The cocoa growers of St Lucia will do well this year.

The City has developed a taste for chocolate. Hedge fund trader Anthony "Choc Fingers" Ward and his speculator friends drove cocoa prices to a 33-year high of £2,732/tonne last month. But St Lucian suppliers will see an even tidier increase in the premium they're paid by one of the world's most exclusive chocolatiers. They could fetch as much as £3,600 per tonne of beans an eyewatering sum on a Caribbean island where the average wage is just £100/month.

The buyer is Hotel Chocolat the trendy online and high-street retailer whose ethics are as pure as its up to 80%-cocoa couverture.

The hefty price conscience-led chocoholics pay for Hotel Chocolat's super-premium Purist Range is partially founded on a price pledge made to its 80 independent cocoa growers on the island when chief executive Angus Thirlwell set out five years ago in partnership with finance director Peter Harris. It promised to pay 30%-40% above the market price and, despite the current spike, Hotel Chocolat is sticking to its word.

"If you look at the percentage of your costs associated with cocoa in terms of being a retailer and a manufacturer, it's at a manageable level even now," says Thirlwell. "But excessive interest in speculation in cocoa is completely unhelpful. The people it hurts are not the people like Hotel Chocolat, it's the cocoa growers. Having a volatile market in a raw material like that does not provide a good basis for long-term investment and prosperity. What goes up with a sharp spike always comes down and leads to heartache and misery."

Hotel Chocolat is looking to take some of the misery out of the market by upping production at its Cambridge plant and building a "bean-to-bar" factory on its own cocoa estate in St Lucia. It was here that the brand laid down its own rules of ethical engagement with suppliers after Thirlwell opted out of Fairtrade, having decided the movement's "one-size-fits-all" model didn't best suit the cocoa market.

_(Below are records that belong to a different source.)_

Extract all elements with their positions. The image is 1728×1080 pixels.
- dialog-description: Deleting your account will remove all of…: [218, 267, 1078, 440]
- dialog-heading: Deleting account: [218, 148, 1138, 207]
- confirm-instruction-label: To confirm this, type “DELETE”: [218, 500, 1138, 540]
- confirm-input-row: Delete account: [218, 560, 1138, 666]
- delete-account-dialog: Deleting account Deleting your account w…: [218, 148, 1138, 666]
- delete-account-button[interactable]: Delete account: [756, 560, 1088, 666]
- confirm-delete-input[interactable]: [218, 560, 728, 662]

Capital for investment in the new factories, as well as for extending the number of branded high-street outlets currently 40 in the UK and four worldwide was raised through the issue of the first-ever chocolate bond earlier this year. It yielded £3.75m £2.25m better than Thirlwell's worst fears and £1.25m less than his wildest expectations. But it's enough to fund expansion without going to the bank.

Ubiquity is not the aim, however. "We're more interested in quality than quantity," says Thirlwell. "We do not aim to have a massive empire. We are interested in being places where our consumers want us to be. The ceiling in the UK isn't too much above 40 stores. Most of the expansion is going to be concentrated abroad. We've had inquiries from just about every country you can think of."

Hotel Chocolat is many things grower, manufacturer, online seller, retailer with branches in the States and the Middle East, and even Borough Market stall trader since the opening of the Rabot Estate pitch three months ago. With an eponymous hotel opening in December on St Lucia, is there any diversification they won't attempt? "It's not diversification," says Thirlwell. "It's chocolate-led and that takes us into different areas. We're having great fun."